As a fellow Lostie put it so aptly, watching "Lost" is like struggling with an annoying girlfriend in the final days of a bad relationship. You fight all the time, you know it's not working and isn't worth your time, but you hang in there hoping to recapture some of that old passion. The more time you invest, the more stubbornly you hang on. And every so often, the two of you have a great time and you remember why you're together. But then the next day you hate yourself for not breaking it off.

"Lost" has always been a frustrating endeavor. Artful, poetic episodes about science and reason, love and grief scheduled back-to-back with cryptic, dense episodes that raise more questions than they answer or, even worse, do-nothing place-holder episodes that seem to exist solely to mark time and continue to drag everything out. No regular viewer of the show could ever make a convincing case to us that the writers knew what they were doing when they first started. We're not even sure they know what they're doing now, though it seems they may have started figuring it out a few years ago when they introduced the clever flash-forward element. Unfortunately, by then too many plots and characters and problems and twists had stacked up in such a way that no one could have ever devised a storyline to plausibly tie it all together. In short, the show is cool, but also a big narrative mess. And we probably just have to accept that.

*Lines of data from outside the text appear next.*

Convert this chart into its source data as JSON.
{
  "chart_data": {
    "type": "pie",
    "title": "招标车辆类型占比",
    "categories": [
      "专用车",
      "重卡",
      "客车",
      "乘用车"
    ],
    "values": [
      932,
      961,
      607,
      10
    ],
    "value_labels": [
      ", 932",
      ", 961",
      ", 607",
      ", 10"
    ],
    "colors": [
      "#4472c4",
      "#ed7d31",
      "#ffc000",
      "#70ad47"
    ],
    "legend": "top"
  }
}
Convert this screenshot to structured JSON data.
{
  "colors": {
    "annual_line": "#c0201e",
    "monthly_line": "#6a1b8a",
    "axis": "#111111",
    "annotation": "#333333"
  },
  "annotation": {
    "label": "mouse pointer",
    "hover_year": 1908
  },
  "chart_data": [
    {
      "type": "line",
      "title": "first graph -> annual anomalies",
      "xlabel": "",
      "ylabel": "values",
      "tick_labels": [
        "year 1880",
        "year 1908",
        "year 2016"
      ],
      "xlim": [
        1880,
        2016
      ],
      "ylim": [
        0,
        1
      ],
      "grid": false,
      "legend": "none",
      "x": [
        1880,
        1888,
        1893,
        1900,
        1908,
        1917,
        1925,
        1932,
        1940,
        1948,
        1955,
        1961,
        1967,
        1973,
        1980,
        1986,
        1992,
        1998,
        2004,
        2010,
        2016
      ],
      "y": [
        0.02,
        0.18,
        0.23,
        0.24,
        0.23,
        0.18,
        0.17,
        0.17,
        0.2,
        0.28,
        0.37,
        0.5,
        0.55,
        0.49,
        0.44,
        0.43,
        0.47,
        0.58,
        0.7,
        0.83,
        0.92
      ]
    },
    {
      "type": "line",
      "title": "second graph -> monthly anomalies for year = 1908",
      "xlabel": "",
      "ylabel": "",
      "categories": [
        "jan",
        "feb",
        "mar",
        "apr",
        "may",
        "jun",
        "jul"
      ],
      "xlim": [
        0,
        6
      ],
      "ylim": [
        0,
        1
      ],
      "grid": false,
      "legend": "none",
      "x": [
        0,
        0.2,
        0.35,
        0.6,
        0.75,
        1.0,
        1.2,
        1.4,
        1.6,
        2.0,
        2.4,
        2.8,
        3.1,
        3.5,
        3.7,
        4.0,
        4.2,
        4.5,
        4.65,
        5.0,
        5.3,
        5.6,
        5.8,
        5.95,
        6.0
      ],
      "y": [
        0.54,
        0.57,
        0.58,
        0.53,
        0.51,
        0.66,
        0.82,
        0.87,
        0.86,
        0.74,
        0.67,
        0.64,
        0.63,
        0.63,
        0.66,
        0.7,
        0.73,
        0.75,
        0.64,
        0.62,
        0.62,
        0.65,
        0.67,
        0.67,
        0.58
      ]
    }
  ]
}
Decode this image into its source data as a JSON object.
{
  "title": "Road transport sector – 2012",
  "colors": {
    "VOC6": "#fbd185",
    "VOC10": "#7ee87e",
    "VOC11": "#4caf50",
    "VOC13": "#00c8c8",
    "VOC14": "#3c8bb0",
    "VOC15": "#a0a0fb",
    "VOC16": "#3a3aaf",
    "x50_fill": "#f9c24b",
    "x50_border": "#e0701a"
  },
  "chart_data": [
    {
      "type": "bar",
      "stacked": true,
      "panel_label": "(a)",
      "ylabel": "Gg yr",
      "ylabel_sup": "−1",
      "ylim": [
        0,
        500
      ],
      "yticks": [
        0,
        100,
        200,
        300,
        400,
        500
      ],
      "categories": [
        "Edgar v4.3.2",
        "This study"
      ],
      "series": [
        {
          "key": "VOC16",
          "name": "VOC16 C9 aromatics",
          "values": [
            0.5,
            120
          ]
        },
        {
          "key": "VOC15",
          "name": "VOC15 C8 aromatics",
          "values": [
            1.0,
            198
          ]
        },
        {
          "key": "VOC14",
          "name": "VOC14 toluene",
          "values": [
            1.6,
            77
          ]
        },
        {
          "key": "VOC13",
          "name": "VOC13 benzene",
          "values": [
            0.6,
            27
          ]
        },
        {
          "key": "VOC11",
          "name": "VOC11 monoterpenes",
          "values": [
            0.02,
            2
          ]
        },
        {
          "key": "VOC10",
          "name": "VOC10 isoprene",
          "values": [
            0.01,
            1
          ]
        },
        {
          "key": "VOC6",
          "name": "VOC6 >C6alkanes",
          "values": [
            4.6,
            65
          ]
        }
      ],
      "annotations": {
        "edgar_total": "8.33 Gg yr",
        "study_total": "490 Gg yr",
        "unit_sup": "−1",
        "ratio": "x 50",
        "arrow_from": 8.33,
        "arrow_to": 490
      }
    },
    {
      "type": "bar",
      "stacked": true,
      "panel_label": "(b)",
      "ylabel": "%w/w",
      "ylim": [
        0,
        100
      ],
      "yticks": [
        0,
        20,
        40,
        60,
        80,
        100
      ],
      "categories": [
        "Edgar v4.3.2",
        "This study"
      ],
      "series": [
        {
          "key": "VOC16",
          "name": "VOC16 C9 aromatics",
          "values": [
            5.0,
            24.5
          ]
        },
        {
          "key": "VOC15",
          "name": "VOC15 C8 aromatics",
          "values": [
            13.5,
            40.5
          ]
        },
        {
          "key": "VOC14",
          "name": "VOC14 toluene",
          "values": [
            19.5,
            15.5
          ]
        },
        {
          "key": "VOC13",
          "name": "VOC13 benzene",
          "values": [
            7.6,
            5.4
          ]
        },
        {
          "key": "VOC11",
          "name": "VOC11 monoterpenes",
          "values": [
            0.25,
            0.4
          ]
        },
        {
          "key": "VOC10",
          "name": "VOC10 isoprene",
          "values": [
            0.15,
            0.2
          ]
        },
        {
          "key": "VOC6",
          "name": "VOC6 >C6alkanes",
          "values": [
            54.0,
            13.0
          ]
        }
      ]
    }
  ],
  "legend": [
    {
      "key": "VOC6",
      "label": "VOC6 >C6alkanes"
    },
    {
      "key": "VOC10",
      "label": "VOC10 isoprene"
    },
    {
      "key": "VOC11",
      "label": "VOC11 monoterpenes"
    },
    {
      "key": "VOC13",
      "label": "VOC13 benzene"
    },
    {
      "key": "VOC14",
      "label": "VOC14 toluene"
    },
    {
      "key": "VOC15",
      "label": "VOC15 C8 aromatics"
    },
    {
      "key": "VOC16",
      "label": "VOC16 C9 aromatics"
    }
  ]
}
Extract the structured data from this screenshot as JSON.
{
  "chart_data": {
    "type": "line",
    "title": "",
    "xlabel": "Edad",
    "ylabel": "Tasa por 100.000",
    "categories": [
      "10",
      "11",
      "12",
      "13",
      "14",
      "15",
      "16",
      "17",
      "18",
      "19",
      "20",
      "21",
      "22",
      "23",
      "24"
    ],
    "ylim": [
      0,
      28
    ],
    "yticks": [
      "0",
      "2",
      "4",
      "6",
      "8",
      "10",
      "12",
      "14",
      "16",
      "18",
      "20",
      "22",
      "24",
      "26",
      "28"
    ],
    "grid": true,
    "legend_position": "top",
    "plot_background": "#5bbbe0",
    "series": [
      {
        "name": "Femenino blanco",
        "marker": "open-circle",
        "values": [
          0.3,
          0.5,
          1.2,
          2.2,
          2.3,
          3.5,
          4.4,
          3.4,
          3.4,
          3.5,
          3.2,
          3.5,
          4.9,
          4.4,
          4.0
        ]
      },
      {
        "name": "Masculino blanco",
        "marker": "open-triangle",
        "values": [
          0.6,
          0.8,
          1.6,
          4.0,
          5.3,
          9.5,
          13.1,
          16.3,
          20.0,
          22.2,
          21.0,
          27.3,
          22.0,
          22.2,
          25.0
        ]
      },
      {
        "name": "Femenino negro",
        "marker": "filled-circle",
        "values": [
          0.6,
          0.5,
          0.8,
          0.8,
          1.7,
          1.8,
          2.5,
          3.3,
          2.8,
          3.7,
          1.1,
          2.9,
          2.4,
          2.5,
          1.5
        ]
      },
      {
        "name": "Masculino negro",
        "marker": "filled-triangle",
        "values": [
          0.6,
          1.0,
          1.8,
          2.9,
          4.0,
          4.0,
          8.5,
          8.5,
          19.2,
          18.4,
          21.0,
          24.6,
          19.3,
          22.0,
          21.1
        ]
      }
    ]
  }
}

Watching the episode this past week, "Across the Sea," we were struck by how improbable it is that it's running on a major broadcast network like ABC. If we could take that episode and go back in time to 2004 when "Lost" first debuted and show it to the network executives, we might have inspired a mass panic. No cops, no crimes, no laugh track, no dancing, no footraces? What the hell is this thing? This episode, which seems to have been set around 100 BC (!), told the backstory of two god-like men who live on the magical island and who - it seems - have all along been secretly pulling the strings of the regular cast members in some mythic struggle between good and evil with the fate of mankind hanging in the balance. Look at that last sentence again, people.

To illustrate the insane tapestry this show has woven, Wired magazine commissioned a diagram showing the connection between the cast of characters.

Goodbye, "Lost." Thanks for giving us so much to talk about.